In the area of protein structural motifs, niches are three or four amino acid residue features in which main-chain CO groups are bridged by positively charged or δ+ groups. The δ+ groups include groups with two hydrogen bond donor atoms such as NH2 groups and water molecules. In typical proteins, 7% of amino acid residues belong to niches bound to a δ+ group, while another 7% have the conformation but no single cationic bridging group is detected.

Niches are of two kinds, distinguished as niche3 (3 residues, i to i+2) and niche4 (4 residues, i to i+3). In a niche3 motif the δ+-binding carbonyl groups are from residues i and i+2 while in a niche4 motif they are from residues i and i+3.

A niche3 has the α conformation for residue i+1 and the β conformation for residue i+2; a niche4 has the α conformation for residues i+1 and i+2 and the β conformation for residue i+3.

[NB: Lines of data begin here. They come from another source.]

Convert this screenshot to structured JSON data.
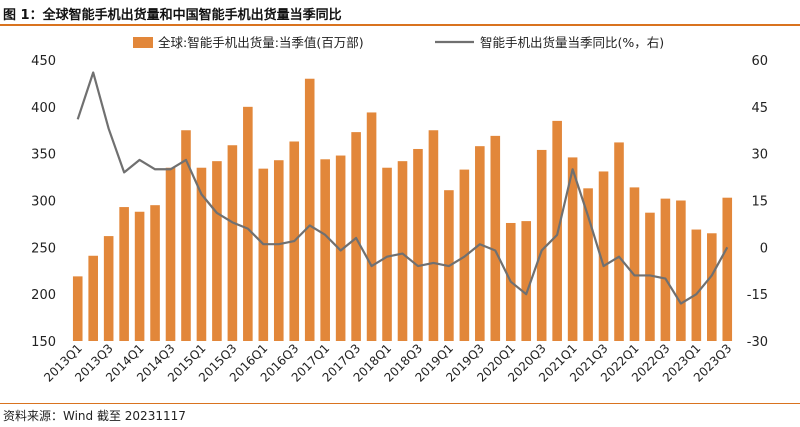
{
  "title": "图 1：全球智能手机出货量和中国智能手机出货量当季同比",
  "source": "资料来源：Wind  截至 20231117",
  "colors": {
    "bar": "#e2873a",
    "line": "#707070",
    "accent": "#d9731f"
  },
  "chart_data": {
    "type": "bar+line",
    "categories": [
      "2013Q1",
      "2013Q2",
      "2013Q3",
      "2013Q4",
      "2014Q1",
      "2014Q2",
      "2014Q3",
      "2014Q4",
      "2015Q1",
      "2015Q2",
      "2015Q3",
      "2015Q4",
      "2016Q1",
      "2016Q2",
      "2016Q3",
      "2016Q4",
      "2017Q1",
      "2017Q2",
      "2017Q3",
      "2017Q4",
      "2018Q1",
      "2018Q2",
      "2018Q3",
      "2018Q4",
      "2019Q1",
      "2019Q2",
      "2019Q3",
      "2019Q4",
      "2020Q1",
      "2020Q2",
      "2020Q3",
      "2020Q4",
      "2021Q1",
      "2021Q2",
      "2021Q3",
      "2021Q4",
      "2022Q1",
      "2022Q2",
      "2022Q3",
      "2022Q4",
      "2023Q1",
      "2023Q2",
      "2023Q3"
    ],
    "xtick_labels": [
      "2013Q1",
      "2013Q3",
      "2014Q1",
      "2014Q3",
      "2015Q1",
      "2015Q3",
      "2016Q1",
      "2016Q3",
      "2017Q1",
      "2017Q3",
      "2018Q1",
      "2018Q3",
      "2019Q1",
      "2019Q3",
      "2020Q1",
      "2020Q3",
      "2021Q1",
      "2021Q3",
      "2022Q1",
      "2022Q3",
      "2023Q1",
      "2023Q3"
    ],
    "series": [
      {
        "name": "全球:智能手机出货量:当季值(百万部)",
        "type": "bar",
        "axis": "left",
        "values": [
          219,
          241,
          262,
          293,
          288,
          295,
          335,
          375,
          335,
          342,
          359,
          400,
          334,
          343,
          363,
          430,
          344,
          348,
          373,
          394,
          335,
          342,
          355,
          375,
          311,
          333,
          358,
          369,
          276,
          278,
          354,
          385,
          346,
          313,
          331,
          362,
          314,
          287,
          302,
          300,
          269,
          265,
          303
        ]
      },
      {
        "name": "智能手机出货量当季同比(%，右)",
        "type": "line",
        "axis": "right",
        "values": [
          41,
          56,
          38,
          24,
          28,
          25,
          25,
          28,
          17,
          11,
          8,
          6,
          1,
          1,
          2,
          7,
          4,
          -1,
          3,
          -6,
          -3,
          -2,
          -6,
          -5,
          -6,
          -3,
          1,
          -1,
          -11,
          -15,
          -1,
          4,
          25,
          10,
          -6,
          -3,
          -9,
          -9,
          -10,
          -18,
          -15,
          -9,
          0
        ]
      }
    ],
    "ylim_left": [
      150,
      450
    ],
    "yticks_left": [
      150,
      200,
      250,
      300,
      350,
      400,
      450
    ],
    "ylim_right": [
      -30,
      60
    ],
    "yticks_right": [
      -30,
      -15,
      0,
      15,
      30,
      45,
      60
    ],
    "legend_position": "top"
  }
}
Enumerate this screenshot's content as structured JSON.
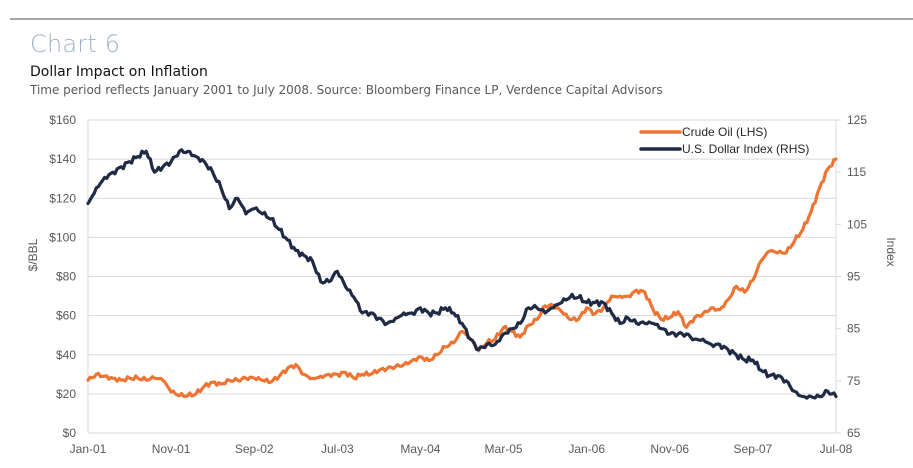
{
  "header": {
    "chart_number": "Chart 6",
    "title": "Dollar Impact on Inflation",
    "subtitle": "Time period reflects January 2001 to July 2008. Source: Bloomberg Finance LP, Verdence Capital Advisors"
  },
  "colors": {
    "oil": "#ed7433",
    "dollar": "#1f2a44",
    "grid": "#d9d9d9",
    "text": "#595959"
  },
  "chart_data": {
    "type": "line",
    "title": "Dollar Impact on Inflation",
    "xlabel": "",
    "ylabel": "$/BBL",
    "y2label": "Index",
    "ylim": [
      0,
      160
    ],
    "y2lim": [
      65,
      125
    ],
    "grid": true,
    "legend": "top-right",
    "x_start": "Jan-01",
    "x_end": "Jul-08",
    "x_ticks": [
      "Jan-01",
      "Nov-01",
      "Sep-02",
      "Jul-03",
      "May-04",
      "Mar-05",
      "Jan-06",
      "Nov-06",
      "Sep-07",
      "Jul-08"
    ],
    "y_ticks": [
      "$0",
      "$20",
      "$40",
      "$60",
      "$80",
      "$100",
      "$120",
      "$140",
      "$160"
    ],
    "y2_ticks": [
      "65",
      "75",
      "85",
      "95",
      "105",
      "115",
      "125"
    ],
    "series": [
      {
        "name": "Crude Oil (LHS)",
        "axis": "left",
        "frequency": "monthly",
        "values": [
          27,
          30,
          29,
          28,
          27,
          28,
          28,
          27,
          28,
          27,
          21,
          19,
          19,
          20,
          24,
          26,
          25,
          27,
          27,
          28,
          28,
          27,
          26,
          29,
          33,
          35,
          30,
          28,
          29,
          30,
          30,
          31,
          28,
          30,
          30,
          32,
          33,
          34,
          35,
          37,
          39,
          37,
          40,
          44,
          46,
          52,
          48,
          42,
          46,
          48,
          54,
          52,
          49,
          55,
          58,
          65,
          65,
          62,
          58,
          58,
          64,
          61,
          64,
          70,
          70,
          70,
          73,
          72,
          63,
          58,
          59,
          62,
          54,
          59,
          61,
          64,
          63,
          68,
          75,
          72,
          78,
          88,
          93,
          92,
          92,
          98,
          104,
          113,
          125,
          135,
          140
        ]
      },
      {
        "name": "U.S. Dollar Index (RHS)",
        "axis": "right",
        "frequency": "monthly",
        "values": [
          109,
          112,
          114,
          115,
          116,
          117,
          118,
          119,
          115,
          116,
          117,
          119,
          119,
          118,
          117,
          115,
          112,
          108,
          110,
          107,
          108,
          107,
          106,
          104,
          102,
          100,
          99,
          98,
          94,
          94,
          96,
          93,
          91,
          88,
          88,
          87,
          86,
          87,
          88,
          88,
          89,
          88,
          88,
          89,
          88,
          86,
          83,
          81,
          82,
          82,
          84,
          85,
          86,
          89,
          89,
          88,
          89,
          90,
          91,
          91,
          90,
          90,
          90,
          88,
          86,
          87,
          86,
          86,
          86,
          85,
          84,
          84,
          84,
          83,
          83,
          82,
          82,
          81,
          80,
          79,
          79,
          77,
          76,
          76,
          75,
          73,
          72,
          72,
          72,
          73,
          72
        ]
      }
    ]
  }
}
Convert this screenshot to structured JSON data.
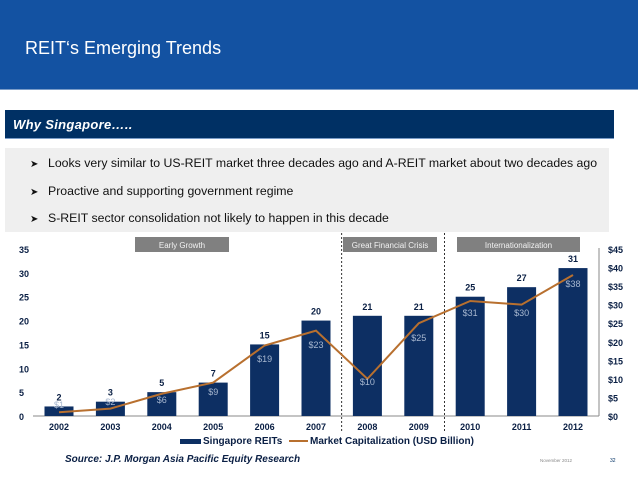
{
  "slide": {
    "title": "REIT‘s Emerging Trends",
    "section_header": "Why Singapore…..",
    "bullets": [
      "Looks very similar to US-REIT market three decades ago and A-REIT market about two decades ago",
      "Proactive and supporting government regime",
      "S-REIT sector consolidation not likely to happen in this decade"
    ],
    "bullet_icon": "arrow-bullet-icon",
    "source": "Source: J.P. Morgan Asia Pacific Equity Research",
    "footer_date": "November 2012",
    "page_number": "32"
  },
  "colors": {
    "title_bar": "#1352a2",
    "section_bar": "#003064",
    "bar": "#0d2f63",
    "line": "#b8702f",
    "phase_label_bg": "#808080"
  },
  "chart_data": {
    "type": "bar",
    "title": "",
    "categories": [
      "2002",
      "2003",
      "2004",
      "2005",
      "2006",
      "2007",
      "2008",
      "2009",
      "2010",
      "2011",
      "2012"
    ],
    "series": [
      {
        "name": "Singapore REITs",
        "type": "bar",
        "axis": "left",
        "values": [
          2,
          3,
          5,
          7,
          15,
          20,
          21,
          21,
          25,
          27,
          31
        ],
        "labels": [
          "2",
          "3",
          "5",
          "7",
          "15",
          "20",
          "21",
          "21",
          "25",
          "27",
          "31"
        ]
      },
      {
        "name": "Market Capitalization (USD Billion)",
        "type": "line",
        "axis": "right",
        "values": [
          1,
          2,
          6,
          9,
          19,
          23,
          10,
          25,
          31,
          30,
          38
        ],
        "labels": [
          "$1",
          "$2",
          "$6",
          "$9",
          "$19",
          "$23",
          "$10",
          "$25",
          "$31",
          "$30",
          "$38"
        ]
      }
    ],
    "left_axis": {
      "ylim": [
        0,
        35
      ],
      "ticks": [
        "0",
        "5",
        "10",
        "15",
        "20",
        "25",
        "30",
        "35"
      ]
    },
    "right_axis": {
      "ylim": [
        0,
        45
      ],
      "ticks": [
        "$0",
        "$5",
        "$10",
        "$15",
        "$20",
        "$25",
        "$30",
        "$35",
        "$40",
        "$45"
      ]
    },
    "phases": [
      {
        "label": "Early Growth",
        "from": "2002",
        "to": "2007"
      },
      {
        "label": "Great Financial Crisis",
        "from": "2008",
        "to": "2009"
      },
      {
        "label": "Internationalization",
        "from": "2010",
        "to": "2012"
      }
    ],
    "legend_position": "bottom",
    "grid": false
  }
}
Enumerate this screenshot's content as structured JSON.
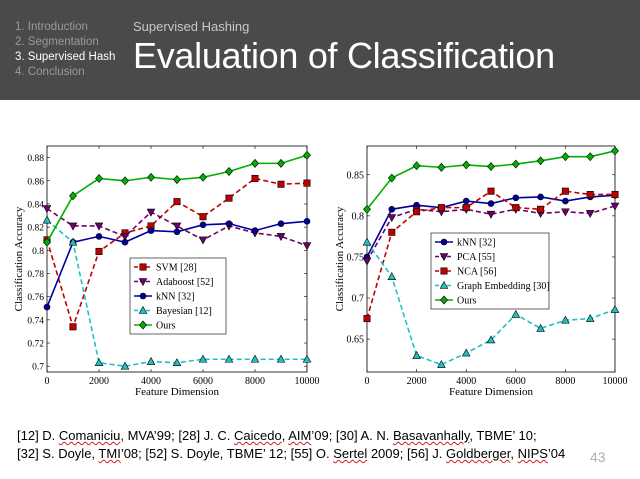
{
  "nav": {
    "items": [
      {
        "num": "1.",
        "label": "Introduction",
        "active": false
      },
      {
        "num": "2.",
        "label": "Segmentation",
        "active": false
      },
      {
        "num": "3.",
        "label": "Supervised Hash",
        "active": true
      },
      {
        "num": "4.",
        "label": "Conclusion",
        "active": false
      }
    ]
  },
  "section_label": "Supervised Hashing",
  "slide_title": "Evaluation of Classification",
  "colors": {
    "header_bg": "#4a4a4a",
    "green": "#00b000",
    "red": "#c00000",
    "purple": "#700070",
    "blue": "#0000a0",
    "cyan": "#20c0c0"
  },
  "chart_data": [
    {
      "type": "line",
      "xlabel": "Feature Dimension",
      "ylabel": "Classification Accuracy",
      "xlim": [
        0,
        10000
      ],
      "ylim": [
        0.695,
        0.89
      ],
      "xticks": [
        "0",
        "2000",
        "4000",
        "6000",
        "8000",
        "10000"
      ],
      "yticks": [
        "0.7",
        "0.72",
        "0.74",
        "0.76",
        "0.78",
        "0.8",
        "0.82",
        "0.84",
        "0.86",
        "0.88"
      ],
      "grid": false,
      "legend_position": "center-right",
      "x": [
        0,
        1000,
        2000,
        3000,
        4000,
        5000,
        6000,
        7000,
        8000,
        9000,
        10000
      ],
      "series": [
        {
          "name": "SVM [28]",
          "values": [
            0.809,
            0.734,
            0.799,
            0.815,
            0.821,
            0.842,
            0.829,
            0.845,
            0.862,
            0.857,
            0.858
          ]
        },
        {
          "name": "Adaboost [52]",
          "values": [
            0.836,
            0.821,
            0.821,
            0.812,
            0.833,
            0.821,
            0.809,
            0.821,
            0.815,
            0.812,
            0.804
          ]
        },
        {
          "name": "kNN [32]",
          "values": [
            0.751,
            0.807,
            0.812,
            0.807,
            0.817,
            0.816,
            0.822,
            0.823,
            0.817,
            0.823,
            0.825
          ]
        },
        {
          "name": "Bayesian [12]",
          "values": [
            0.826,
            0.807,
            0.703,
            0.7,
            0.704,
            0.703,
            0.706,
            0.706,
            0.706,
            0.706,
            0.706
          ]
        },
        {
          "name": "Ours",
          "values": [
            0.807,
            0.847,
            0.862,
            0.86,
            0.863,
            0.861,
            0.863,
            0.868,
            0.875,
            0.875,
            0.882
          ]
        }
      ]
    },
    {
      "type": "line",
      "xlabel": "Feature Dimension",
      "ylabel": "Classification Accuracy",
      "xlim": [
        0,
        10000
      ],
      "ylim": [
        0.61,
        0.885
      ],
      "xticks": [
        "0",
        "2000",
        "4000",
        "6000",
        "8000",
        "10000"
      ],
      "yticks": [
        "0.65",
        "0.7",
        "0.75",
        "0.8",
        "0.85"
      ],
      "grid": false,
      "legend_position": "center",
      "x": [
        0,
        1000,
        2000,
        3000,
        4000,
        5000,
        6000,
        7000,
        8000,
        9000,
        10000
      ],
      "series": [
        {
          "name": "kNN [32]",
          "values": [
            0.75,
            0.808,
            0.813,
            0.81,
            0.818,
            0.815,
            0.822,
            0.823,
            0.818,
            0.823,
            0.825
          ]
        },
        {
          "name": "PCA [55]",
          "values": [
            0.745,
            0.798,
            0.808,
            0.805,
            0.808,
            0.802,
            0.808,
            0.803,
            0.805,
            0.803,
            0.812
          ]
        },
        {
          "name": "NCA [56]",
          "values": [
            0.675,
            0.78,
            0.805,
            0.81,
            0.81,
            0.83,
            0.81,
            0.808,
            0.83,
            0.826,
            0.826
          ]
        },
        {
          "name": "Graph Embedding [30]",
          "values": [
            0.768,
            0.726,
            0.63,
            0.619,
            0.633,
            0.649,
            0.68,
            0.663,
            0.673,
            0.675,
            0.686
          ]
        },
        {
          "name": "Ours",
          "values": [
            0.808,
            0.846,
            0.861,
            0.859,
            0.862,
            0.86,
            0.863,
            0.867,
            0.872,
            0.872,
            0.879
          ]
        }
      ]
    }
  ],
  "references": {
    "line1": [
      {
        "t": "[12] D. ",
        "s": false
      },
      {
        "t": "Comaniciu",
        "s": true
      },
      {
        "t": ", MVA’99; [28] J. C. ",
        "s": false
      },
      {
        "t": "Caicedo",
        "s": true
      },
      {
        "t": ", ",
        "s": false
      },
      {
        "t": "AIM",
        "s": true
      },
      {
        "t": "’09; [30] A. N. ",
        "s": false
      },
      {
        "t": "Basavanhally",
        "s": true
      },
      {
        "t": ", TBME’ 10;",
        "s": false
      }
    ],
    "line2": [
      {
        "t": "[32] S. Doyle, ",
        "s": false
      },
      {
        "t": "TMI",
        "s": true
      },
      {
        "t": "’08; [52] S. Doyle, TBME’ 12; [55] O. ",
        "s": false
      },
      {
        "t": "Sertel",
        "s": true
      },
      {
        "t": " 2009; [56] J. ",
        "s": false
      },
      {
        "t": "Goldberger",
        "s": true
      },
      {
        "t": ", ",
        "s": false
      },
      {
        "t": "NIPS",
        "s": true
      },
      {
        "t": "’04",
        "s": false
      }
    ]
  },
  "page_number": "43"
}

A niche occurs commonly at the C-terminus of α-helices, and especially of 310 helices.

Metal ions that occur bound to niches in proteins are Na+, K+, Ca++ and Mg++. Proteins with regulatory cations often employ niches for metal binding (thrombin, Na+; annexin, Ca++; pyruvate dehydrogenase, K+).

A major cation transporter in cells is calcium ATPase. In the Ca++-bound crystal structures the two calcium ions side-by-side within the transmembrane domain are thought to be at the halfway stage of being transported. As well as being bound by various side chain carbonyl groups, one of these calcium ions is bound by a niche3/niche4 (both in the one motif) at residues 304–307 at the C-terminus of an α-helix.

A lysine side chain in the nuclear export receptor CRM1 is recognised specifically by a niche conformation that has to be adopted as a key part of the nuclear export signal of proteins exiting the nucleus.